Long-term fertilization alters chemical composition and stability of aggregate-associated organic carbon in a Chinese red soil: evidence from aggregate fractionation, C mineralization, and 13C NMR analyses

Purpose Long-term fertilization is a widely accepted strategy to enhance soil organic (SOC). However, fertilization effects on the stability of aggregate-associated OC remained largely unknown. Thus, stability of aggregate-associated OC was studied through aggregate fractionation, C-mineralization, and C-13 NMR analyses. Materials and methods Three aggregates (macro-aggregates, micro-aggregates, and silt + clay) were separated and analyzed for SOC contents, C-mineralization, and C-13 NMR analysis, for the following fertilization modes: control (CK), inorganic (NPK), and NPK combined with manure (NPKM).
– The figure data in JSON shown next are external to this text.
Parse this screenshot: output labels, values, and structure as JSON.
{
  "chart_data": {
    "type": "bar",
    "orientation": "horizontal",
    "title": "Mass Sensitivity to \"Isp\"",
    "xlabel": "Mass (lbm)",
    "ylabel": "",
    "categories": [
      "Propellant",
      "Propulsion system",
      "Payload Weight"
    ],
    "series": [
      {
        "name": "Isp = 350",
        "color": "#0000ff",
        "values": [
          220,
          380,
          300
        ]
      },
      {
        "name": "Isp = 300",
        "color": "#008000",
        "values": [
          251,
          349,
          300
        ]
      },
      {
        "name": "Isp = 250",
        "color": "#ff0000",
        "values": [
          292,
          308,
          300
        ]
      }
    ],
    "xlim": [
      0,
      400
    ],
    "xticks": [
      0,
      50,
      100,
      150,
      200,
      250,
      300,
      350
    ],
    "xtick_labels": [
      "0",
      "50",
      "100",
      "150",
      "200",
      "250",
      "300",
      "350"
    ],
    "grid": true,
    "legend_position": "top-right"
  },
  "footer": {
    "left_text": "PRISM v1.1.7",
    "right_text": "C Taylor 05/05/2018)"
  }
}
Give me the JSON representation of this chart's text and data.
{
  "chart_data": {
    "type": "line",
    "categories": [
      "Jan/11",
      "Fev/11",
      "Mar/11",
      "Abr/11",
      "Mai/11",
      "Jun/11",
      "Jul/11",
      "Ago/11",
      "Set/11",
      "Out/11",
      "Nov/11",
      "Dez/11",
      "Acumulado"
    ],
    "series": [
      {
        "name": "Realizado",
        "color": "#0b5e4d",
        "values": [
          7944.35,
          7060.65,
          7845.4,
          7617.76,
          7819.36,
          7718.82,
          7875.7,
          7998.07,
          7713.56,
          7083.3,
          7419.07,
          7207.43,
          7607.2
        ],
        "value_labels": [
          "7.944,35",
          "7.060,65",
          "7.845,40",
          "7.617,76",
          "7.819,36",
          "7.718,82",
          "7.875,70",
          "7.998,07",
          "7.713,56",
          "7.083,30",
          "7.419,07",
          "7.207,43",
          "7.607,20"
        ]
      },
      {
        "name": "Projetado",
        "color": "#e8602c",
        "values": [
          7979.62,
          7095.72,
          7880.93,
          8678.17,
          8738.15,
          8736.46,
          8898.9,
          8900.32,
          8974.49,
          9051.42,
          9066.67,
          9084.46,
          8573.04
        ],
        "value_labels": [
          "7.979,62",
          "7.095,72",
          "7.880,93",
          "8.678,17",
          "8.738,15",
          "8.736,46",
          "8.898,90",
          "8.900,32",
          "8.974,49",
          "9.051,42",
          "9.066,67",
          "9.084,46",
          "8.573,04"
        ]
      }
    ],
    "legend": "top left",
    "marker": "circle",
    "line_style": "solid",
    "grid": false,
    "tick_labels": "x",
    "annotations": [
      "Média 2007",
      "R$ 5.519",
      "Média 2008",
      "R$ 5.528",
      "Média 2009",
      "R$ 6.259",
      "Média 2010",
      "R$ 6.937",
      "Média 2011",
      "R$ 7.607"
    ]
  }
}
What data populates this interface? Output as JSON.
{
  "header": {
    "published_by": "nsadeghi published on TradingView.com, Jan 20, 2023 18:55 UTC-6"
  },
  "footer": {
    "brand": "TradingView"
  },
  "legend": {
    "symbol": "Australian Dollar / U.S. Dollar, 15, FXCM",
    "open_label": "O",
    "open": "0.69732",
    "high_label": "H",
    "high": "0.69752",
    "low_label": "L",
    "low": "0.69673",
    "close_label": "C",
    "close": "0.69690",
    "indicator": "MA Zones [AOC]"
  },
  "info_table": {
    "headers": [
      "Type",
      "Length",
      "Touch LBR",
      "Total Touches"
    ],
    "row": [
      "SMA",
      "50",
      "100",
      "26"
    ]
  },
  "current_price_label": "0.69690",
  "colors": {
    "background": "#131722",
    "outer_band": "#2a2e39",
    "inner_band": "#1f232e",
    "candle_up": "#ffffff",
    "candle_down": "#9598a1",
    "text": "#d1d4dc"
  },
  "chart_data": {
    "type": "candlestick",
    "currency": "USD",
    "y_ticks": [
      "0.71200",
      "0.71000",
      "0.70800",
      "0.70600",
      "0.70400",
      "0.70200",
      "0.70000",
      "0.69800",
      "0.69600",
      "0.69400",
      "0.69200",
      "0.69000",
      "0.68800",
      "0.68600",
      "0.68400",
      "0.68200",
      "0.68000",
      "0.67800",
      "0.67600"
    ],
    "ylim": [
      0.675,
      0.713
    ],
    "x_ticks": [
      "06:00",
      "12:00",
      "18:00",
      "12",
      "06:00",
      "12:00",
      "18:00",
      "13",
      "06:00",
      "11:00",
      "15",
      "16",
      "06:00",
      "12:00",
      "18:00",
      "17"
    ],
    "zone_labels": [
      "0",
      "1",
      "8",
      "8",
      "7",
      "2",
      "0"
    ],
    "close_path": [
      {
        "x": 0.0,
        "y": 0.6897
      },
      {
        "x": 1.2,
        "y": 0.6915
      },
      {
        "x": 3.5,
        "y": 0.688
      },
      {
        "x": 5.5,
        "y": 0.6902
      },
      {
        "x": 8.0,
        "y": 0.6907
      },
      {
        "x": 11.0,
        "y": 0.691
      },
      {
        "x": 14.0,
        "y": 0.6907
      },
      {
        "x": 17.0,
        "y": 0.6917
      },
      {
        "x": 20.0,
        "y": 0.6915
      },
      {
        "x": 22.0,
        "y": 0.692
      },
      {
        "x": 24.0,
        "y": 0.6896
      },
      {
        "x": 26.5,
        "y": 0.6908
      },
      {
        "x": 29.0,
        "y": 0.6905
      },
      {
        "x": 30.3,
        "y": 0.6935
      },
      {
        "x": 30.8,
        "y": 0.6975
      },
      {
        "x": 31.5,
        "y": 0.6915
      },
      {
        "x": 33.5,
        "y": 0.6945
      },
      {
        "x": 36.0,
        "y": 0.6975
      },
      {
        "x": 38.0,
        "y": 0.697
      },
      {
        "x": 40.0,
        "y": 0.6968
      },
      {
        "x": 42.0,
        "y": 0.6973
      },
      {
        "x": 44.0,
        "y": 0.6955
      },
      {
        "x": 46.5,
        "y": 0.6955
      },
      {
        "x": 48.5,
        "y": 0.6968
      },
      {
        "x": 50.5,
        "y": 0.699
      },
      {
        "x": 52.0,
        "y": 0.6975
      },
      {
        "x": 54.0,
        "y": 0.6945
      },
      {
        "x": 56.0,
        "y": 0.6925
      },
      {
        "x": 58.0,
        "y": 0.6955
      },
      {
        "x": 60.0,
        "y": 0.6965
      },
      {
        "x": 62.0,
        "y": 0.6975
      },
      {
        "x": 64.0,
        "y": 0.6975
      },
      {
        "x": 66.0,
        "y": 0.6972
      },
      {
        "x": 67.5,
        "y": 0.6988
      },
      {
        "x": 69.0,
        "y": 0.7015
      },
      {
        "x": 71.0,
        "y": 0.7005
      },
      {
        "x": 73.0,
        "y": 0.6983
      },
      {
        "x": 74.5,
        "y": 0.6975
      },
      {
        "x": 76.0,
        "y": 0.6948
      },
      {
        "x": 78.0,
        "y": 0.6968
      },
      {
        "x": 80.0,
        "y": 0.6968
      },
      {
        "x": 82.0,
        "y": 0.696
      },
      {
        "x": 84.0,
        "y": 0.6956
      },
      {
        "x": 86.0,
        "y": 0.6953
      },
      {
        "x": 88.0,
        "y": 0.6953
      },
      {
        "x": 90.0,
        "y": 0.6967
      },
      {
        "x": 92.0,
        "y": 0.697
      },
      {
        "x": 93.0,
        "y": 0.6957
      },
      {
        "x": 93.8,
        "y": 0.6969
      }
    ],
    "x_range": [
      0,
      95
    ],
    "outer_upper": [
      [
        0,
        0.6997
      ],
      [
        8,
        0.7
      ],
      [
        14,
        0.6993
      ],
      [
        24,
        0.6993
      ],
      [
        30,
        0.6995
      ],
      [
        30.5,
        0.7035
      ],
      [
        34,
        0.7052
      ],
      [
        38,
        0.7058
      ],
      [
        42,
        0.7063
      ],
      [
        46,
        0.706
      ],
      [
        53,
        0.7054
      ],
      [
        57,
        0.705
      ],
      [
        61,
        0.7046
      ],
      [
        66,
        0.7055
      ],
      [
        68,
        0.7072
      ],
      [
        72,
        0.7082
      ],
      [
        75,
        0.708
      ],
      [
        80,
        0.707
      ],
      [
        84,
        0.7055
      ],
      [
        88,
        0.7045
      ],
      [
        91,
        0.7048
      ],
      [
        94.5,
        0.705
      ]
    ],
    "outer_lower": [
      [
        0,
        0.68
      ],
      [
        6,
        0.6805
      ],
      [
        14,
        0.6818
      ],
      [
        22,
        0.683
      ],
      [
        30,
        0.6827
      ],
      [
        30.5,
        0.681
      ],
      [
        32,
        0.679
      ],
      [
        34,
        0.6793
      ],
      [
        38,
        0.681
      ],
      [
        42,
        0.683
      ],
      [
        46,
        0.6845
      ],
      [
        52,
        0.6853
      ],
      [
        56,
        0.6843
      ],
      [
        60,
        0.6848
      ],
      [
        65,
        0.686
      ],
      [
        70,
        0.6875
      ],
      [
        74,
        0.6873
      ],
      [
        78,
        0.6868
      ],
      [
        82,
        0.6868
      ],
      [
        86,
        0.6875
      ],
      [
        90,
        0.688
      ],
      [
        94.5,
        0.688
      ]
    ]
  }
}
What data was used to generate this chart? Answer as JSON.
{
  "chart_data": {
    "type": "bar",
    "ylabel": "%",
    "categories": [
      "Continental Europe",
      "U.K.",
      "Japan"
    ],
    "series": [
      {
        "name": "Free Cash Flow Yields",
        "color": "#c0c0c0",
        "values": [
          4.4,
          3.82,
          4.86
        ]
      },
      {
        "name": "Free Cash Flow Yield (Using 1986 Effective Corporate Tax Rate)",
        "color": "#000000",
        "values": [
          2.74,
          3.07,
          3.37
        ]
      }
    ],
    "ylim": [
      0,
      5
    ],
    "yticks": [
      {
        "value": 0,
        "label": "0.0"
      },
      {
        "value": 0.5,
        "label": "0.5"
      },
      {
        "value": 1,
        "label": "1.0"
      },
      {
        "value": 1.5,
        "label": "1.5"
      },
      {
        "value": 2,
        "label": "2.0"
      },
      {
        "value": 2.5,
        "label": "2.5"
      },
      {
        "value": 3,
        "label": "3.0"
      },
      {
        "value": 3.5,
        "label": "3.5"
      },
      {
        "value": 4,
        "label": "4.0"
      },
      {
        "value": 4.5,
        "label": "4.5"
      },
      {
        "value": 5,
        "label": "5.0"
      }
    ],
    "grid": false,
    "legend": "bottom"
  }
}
Results and discussion Highest contents (12.3-15.4 g kg(-1) aggregate) for SOC were obtained in macro-aggregates under NPK and NPKM application which were 47 and 85% higher than CK. Under the applied treatments, the highest CO2-C mineralization (mg kg(-1) soil) was observed for macro-aggregates and least for silt + clay fractions indicating high stability of OC associated with silt + clay fraction. Moreover, manure combined with inorganic fertilizer (NPKM) considerably lowered C-mineralization (per unit SOC) in aggregates and bulk soil suggesting high potential of manure addition to stabilize SOC through minimizing proportional to total aggregate or bulk soil OC decomposition. Furthermore, C-13 NMR analysis revealed carbonyl-C as the chief C-functional group sequestered. Manure application greatly enhanced SOC stability indices AI, HI, and A/OA which further indicates high SOC stability under manure addition. Conclusion Silt + clay fraction was more capable of protecting SOC against decomposition and manure combined with inorganic fertilizer not only had the potential to sequester more C but could also improve the stability of sequestered SOC associated with different aggregates.